La ringrazio a tal proposito per la sua instancabile attività di divulgazione. Ne abbiamo bisogno. Ora più che mai . Non so perché ma in questi ultimi anni mi torna sovente alla mente una frase di quell’inquietante scrittore e pensatore che fu Leon Bloy : “ arriverà un giorno in cui l’uomo sarà cosi stanco dell’uomo che basterà nominare Dio per vederlo scoppiare a piangere”. Credo che ormai ci siamo.
Sono per natura estremamente razionale e logico, pur credendo alle apparizioni . Alle volte tuttavia il mio bisogno di fede e la mia forma mentis cosi improntata al ragionamento e alla logica fanno un po’ a pugni . Questo soprattutto per i celebri dieci segreti .
A quel poco che trapela da ormai 40 anni , sembrano essere avvenimenti catastrofici , tuttavia sempre imminenti. I veggenti ci rassicurano, ricordandoci che chi prega e si affida alla Madonna non ha nulla da temere. Alle volte pare si spingano a descrivere il tempo dei segreti come un tempo di grazia , di purificazione .
Ma io mi chiedo : in questi 40 anni è accaduto di tutto : la guerra nei Balcani, l’attentato alle tori gemelle di New York e le conseguenti guerre in Afghanistan e Iraq, la guerra in Siria, il genocidio rwandese, il terremoto finanziario globale del 2008, lo tsunami del 2003 in Thailandia, la pandemia, la guerra in Ucraina e potrei citare molto altro . Questo per non parlare della devastazione spirituale e culturale.
Non riesco a immaginare che cosa possa accadere di peggio di tutto questo . In 40 anni è successo di tutto , credo siano i 40 anni forse peggiori della storia dell’umanità .
Possibile che nei dieci segreti nulla di tutto questo sia ricompreso?
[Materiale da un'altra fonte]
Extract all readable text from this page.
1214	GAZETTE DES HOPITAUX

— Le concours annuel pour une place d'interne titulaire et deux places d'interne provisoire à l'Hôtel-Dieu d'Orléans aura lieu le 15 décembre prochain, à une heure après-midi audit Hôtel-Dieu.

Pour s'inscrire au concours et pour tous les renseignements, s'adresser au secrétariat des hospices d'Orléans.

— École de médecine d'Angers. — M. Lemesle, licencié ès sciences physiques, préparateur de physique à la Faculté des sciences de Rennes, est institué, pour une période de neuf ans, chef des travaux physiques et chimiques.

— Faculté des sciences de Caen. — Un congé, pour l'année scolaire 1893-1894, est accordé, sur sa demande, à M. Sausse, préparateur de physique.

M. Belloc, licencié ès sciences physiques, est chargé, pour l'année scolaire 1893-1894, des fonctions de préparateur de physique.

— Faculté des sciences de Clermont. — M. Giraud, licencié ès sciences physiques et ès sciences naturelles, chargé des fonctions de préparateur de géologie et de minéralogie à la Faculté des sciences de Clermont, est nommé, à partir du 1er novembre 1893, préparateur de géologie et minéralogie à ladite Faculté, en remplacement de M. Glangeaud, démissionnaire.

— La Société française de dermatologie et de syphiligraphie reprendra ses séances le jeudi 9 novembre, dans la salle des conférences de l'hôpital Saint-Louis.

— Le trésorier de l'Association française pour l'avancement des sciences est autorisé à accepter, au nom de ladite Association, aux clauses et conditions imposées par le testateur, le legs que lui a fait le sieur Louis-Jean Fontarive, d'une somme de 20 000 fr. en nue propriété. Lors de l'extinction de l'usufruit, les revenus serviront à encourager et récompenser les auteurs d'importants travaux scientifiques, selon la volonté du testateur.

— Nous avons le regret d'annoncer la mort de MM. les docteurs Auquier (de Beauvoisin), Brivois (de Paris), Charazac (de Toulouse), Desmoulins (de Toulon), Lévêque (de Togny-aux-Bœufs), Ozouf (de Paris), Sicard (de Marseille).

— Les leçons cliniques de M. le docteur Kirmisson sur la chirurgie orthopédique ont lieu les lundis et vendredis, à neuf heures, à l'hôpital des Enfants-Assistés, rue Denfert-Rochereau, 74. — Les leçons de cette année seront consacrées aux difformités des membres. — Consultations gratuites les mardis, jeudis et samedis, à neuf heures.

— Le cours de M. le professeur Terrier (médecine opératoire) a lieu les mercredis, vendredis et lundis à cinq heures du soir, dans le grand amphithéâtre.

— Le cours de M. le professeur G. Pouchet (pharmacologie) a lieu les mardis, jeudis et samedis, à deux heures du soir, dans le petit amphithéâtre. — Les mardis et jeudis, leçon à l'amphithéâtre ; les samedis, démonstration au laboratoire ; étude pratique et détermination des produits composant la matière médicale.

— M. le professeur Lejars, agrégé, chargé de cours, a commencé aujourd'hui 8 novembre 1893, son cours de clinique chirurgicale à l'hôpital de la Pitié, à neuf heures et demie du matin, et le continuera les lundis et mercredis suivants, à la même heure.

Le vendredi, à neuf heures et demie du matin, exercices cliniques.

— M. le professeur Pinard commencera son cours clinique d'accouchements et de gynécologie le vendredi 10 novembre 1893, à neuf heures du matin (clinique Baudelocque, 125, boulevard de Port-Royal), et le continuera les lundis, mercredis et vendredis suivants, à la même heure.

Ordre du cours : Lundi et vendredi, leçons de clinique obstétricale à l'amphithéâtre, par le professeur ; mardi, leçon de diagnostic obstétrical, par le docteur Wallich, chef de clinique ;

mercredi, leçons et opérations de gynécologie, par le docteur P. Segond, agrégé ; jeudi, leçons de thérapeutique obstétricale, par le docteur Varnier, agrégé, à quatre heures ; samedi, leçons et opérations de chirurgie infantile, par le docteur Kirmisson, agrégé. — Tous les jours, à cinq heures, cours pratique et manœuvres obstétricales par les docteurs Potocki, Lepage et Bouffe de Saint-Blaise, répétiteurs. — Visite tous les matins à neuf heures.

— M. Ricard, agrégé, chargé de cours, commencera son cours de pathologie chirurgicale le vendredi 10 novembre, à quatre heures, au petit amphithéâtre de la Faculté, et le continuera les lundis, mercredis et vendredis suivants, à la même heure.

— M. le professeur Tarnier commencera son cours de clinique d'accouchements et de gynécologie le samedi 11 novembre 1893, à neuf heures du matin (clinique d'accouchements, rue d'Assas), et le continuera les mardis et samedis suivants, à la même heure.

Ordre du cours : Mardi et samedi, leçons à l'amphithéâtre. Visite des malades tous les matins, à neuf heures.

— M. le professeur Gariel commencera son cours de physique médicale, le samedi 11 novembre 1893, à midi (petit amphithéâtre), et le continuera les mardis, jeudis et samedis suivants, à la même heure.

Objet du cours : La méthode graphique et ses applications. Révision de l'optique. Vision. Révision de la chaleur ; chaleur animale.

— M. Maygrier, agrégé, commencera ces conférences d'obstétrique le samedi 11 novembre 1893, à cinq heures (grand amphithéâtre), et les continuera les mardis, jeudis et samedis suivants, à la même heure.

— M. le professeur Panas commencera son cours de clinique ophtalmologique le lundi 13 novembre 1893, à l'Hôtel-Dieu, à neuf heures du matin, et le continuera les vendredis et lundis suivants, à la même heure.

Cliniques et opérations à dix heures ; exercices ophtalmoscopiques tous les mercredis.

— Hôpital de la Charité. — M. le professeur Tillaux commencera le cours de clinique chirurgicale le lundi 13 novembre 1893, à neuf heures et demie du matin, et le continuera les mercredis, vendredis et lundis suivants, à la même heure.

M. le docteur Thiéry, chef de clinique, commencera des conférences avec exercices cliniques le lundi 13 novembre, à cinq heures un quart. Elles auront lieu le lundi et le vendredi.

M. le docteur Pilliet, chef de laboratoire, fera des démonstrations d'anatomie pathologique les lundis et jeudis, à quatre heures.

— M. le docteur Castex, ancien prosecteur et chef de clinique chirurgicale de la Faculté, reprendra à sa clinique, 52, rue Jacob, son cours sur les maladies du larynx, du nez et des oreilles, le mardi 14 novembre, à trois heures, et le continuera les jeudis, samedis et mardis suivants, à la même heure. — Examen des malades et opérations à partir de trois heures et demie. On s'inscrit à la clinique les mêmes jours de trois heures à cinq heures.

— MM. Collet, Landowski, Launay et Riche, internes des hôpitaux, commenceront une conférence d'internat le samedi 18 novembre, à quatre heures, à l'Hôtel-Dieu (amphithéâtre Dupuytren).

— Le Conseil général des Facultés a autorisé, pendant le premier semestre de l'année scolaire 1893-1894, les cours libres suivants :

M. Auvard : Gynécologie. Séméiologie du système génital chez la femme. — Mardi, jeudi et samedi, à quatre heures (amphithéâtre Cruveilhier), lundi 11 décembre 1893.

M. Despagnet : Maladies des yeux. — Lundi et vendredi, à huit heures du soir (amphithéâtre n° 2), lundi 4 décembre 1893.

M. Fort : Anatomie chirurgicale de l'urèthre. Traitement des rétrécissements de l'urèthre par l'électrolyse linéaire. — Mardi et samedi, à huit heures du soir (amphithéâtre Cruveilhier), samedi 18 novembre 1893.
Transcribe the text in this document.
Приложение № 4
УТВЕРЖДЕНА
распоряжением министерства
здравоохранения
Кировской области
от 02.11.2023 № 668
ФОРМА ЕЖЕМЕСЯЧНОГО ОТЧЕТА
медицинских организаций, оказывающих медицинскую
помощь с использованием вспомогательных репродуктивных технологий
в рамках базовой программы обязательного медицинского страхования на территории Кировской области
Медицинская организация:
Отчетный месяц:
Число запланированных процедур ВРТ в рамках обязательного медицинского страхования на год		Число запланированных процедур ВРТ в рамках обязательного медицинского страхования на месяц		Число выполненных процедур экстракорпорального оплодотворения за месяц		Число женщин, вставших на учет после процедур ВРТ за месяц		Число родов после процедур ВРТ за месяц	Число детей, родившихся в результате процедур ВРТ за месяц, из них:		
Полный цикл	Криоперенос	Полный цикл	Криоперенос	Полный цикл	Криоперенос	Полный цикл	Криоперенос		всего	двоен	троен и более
Ci attende di peggio ? Come può essere se la Madonna ci ama e vuole costruire un mondo di pace e riavvicinamento a Dio ? Ho una famiglia , due figli che amo sopra ogni altra cosa . ma comincio a preoccuparmi .
Grazie
Alessandro
Caro Alessandro,
hai dipinto il quadro di questi 40 anni molto efficacemente, ma ti sei dimenticato l’essenziale: la presenza in mezzo a noi della Madonna che, come ha detto Papa Francesco, scende anche ora dal Cielo sulla terra come una Pellegrina instancabile per prendersi cura di noi per conto di Dio.
Qualunque cosa accada nel tempo dei segreti questa Pellegrina sarà presente per salvarci dal “mistero di iniquità” e per portare il mondo in un tempo di pace, di libertà e di prosperità.